Let's see what's in store.
Score: 8/10
Something special.
TL;DR
Balance, weight and delicious fruit sweetness throughout. Wonderful
Nose
It's sweet, fresh and spiced. Slightly sherried, with raisins and nutmeg. Quite chalky on the initial sniff too. Plenty of plums, peaches and a little bit like cashew nuts too. Blast of lemon curd and some soft toffee confectionery too. The sweetness here is fruity, both whole fruits and artificial strawberry sweetness; think of strawberry laces or gummy sweets. More spices poke through with cinnamon, more wooden spice and waves of treacle mixed in. More orchard fruits with pears and gala apples.
Palate
The initial sip has that fruitiness from the nose with a prickle of spice. It's well rounded and a little creamy. Such a lovely weighted and oily mouthfeel. It begins to build with tinned fruit salad in a sugar syrup. Plenty of melon, pineapple and honey here. Some malt develops with raw oats, then comes the green apples, honeycomb and cinnamon sweets.
Such a nice balance of spice and orchard fruits here. They complement each other very, very well. A long finish which just adds to the overall enjoyment and beautiful whisky here. This eases off slowly, with more honey coming as the spice fades and is paired magically with a surprise final note of fresh strawberries.
The Dregs
When news broke about this range and release from Thompson Brothers, I thought it was such a great idea. At £65 per bottle, and a varied range in which your bottle could be, to me, this was worth the risk and sounded like a load of fun. Be it one of the younger bottles or older, I've always enjoyed any Thompson Brother releases so my faith is in them to deliver a banger no matter what this mystery bottle held.

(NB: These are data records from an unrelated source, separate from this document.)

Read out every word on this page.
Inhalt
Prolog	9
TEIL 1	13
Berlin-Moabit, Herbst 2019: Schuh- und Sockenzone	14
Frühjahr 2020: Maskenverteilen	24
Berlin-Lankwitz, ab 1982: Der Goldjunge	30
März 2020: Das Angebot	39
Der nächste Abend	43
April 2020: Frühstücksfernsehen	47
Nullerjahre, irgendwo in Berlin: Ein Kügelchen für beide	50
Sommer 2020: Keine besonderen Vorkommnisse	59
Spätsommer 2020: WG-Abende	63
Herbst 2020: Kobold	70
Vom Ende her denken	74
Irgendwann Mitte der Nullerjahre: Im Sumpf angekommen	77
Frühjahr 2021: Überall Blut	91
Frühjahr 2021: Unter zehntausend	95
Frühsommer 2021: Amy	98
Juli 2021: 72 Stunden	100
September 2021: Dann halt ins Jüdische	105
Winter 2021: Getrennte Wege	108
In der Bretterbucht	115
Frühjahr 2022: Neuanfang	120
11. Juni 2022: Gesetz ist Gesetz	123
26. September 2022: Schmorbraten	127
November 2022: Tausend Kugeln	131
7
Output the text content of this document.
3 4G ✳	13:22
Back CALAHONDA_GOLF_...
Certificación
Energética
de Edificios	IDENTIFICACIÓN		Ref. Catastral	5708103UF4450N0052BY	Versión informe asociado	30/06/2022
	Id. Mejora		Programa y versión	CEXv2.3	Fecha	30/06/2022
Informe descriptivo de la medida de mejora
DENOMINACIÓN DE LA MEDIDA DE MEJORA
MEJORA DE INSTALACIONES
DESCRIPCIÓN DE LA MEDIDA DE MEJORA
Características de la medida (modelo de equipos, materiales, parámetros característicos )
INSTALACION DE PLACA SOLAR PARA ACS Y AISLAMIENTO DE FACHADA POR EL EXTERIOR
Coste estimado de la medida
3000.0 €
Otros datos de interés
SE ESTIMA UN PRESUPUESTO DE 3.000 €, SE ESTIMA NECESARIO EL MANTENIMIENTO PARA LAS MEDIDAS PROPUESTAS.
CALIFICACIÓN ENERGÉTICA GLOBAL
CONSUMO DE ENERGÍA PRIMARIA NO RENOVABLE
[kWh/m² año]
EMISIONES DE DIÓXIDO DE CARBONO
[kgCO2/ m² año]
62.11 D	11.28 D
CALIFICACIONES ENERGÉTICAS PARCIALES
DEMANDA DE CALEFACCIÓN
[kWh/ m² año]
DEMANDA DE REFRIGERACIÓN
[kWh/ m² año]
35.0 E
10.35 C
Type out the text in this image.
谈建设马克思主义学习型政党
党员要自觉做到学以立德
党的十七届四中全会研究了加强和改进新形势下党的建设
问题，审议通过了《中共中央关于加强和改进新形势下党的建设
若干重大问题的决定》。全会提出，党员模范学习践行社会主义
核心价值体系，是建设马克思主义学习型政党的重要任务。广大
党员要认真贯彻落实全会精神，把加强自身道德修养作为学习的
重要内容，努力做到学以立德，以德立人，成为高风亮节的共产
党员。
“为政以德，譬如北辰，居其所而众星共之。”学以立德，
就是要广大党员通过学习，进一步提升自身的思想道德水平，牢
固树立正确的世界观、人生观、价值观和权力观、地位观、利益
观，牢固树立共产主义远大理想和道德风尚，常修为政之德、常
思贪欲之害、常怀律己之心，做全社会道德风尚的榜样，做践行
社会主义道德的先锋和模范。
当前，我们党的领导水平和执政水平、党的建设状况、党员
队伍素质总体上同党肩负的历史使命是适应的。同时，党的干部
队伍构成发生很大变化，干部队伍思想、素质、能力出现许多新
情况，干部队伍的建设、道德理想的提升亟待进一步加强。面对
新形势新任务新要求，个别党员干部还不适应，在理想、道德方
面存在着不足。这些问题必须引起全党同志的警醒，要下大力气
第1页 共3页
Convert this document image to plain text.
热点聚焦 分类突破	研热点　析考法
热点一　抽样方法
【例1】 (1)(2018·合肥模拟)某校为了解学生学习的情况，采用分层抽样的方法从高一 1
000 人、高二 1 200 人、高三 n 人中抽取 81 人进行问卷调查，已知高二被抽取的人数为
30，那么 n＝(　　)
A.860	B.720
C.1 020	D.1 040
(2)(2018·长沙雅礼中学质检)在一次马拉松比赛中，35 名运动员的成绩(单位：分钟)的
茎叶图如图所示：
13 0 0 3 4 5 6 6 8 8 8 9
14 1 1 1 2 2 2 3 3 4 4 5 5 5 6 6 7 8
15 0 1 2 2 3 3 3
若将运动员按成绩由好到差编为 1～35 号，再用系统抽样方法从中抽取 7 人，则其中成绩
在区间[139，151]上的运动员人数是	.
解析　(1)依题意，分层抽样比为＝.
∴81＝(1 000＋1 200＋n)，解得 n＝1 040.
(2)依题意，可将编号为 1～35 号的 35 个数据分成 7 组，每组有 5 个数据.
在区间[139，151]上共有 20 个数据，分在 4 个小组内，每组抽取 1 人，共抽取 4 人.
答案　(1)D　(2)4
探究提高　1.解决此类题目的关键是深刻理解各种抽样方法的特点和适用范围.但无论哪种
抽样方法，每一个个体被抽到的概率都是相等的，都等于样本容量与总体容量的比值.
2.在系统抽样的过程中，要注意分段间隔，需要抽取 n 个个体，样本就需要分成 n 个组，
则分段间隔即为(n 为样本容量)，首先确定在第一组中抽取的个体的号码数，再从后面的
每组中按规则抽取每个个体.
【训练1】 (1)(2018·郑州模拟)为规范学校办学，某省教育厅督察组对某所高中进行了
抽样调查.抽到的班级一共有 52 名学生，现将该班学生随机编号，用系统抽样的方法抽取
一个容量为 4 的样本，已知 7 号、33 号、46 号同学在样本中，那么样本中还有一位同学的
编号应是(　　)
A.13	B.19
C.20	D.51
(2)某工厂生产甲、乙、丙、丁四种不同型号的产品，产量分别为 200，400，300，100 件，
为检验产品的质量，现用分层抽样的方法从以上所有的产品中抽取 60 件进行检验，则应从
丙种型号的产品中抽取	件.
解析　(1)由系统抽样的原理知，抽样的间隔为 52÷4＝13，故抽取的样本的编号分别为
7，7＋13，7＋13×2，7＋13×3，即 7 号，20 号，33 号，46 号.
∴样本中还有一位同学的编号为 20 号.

The bottle is pure black glass. Not even shining a light through can indicate what level is left in the bottle. Not much on the bottle either to give you a clue or inkling of what's in store. This is whisky fun. Whisky mystery forces us to put aside preference or bias, open these bottles and just enjoy the liquid for what it is.
I'll be picking up another for myself whenever I can, and 1 more to share with whisky friends as we all guess and wonder what's in store.
The reveal - A 17 Year Old Teaninich. I was delighted.
The whisky was fantastic. It took about 20 minutes for the shyness to disappear and really show itself to what it had in store. From past experiences, I suck at blind tastings and guessing, so felt no pressure to even start wondering what I had in front of me. My initial reflection was, 'I haven't a clue what this is, but I love it!'.
It had no smoke or peat. Super fresh, clean and fruity sweet. Would hazard a guess at this being in some ex-sherry barrels but not a full maturation. Perhaps a finish? The profile was right up my street. Perfectly balanced, well rounded and nothing offensive or profound here on multiple pours. Fruit, spice with a nice weight made this a very enjoyable dram.
I hope this becomes a regular thing with the folks at Dornoch. I had so much fun writing tasting notes for this and getting to know the liquid without any perception of a brand or pressure on history or heritage in front of me.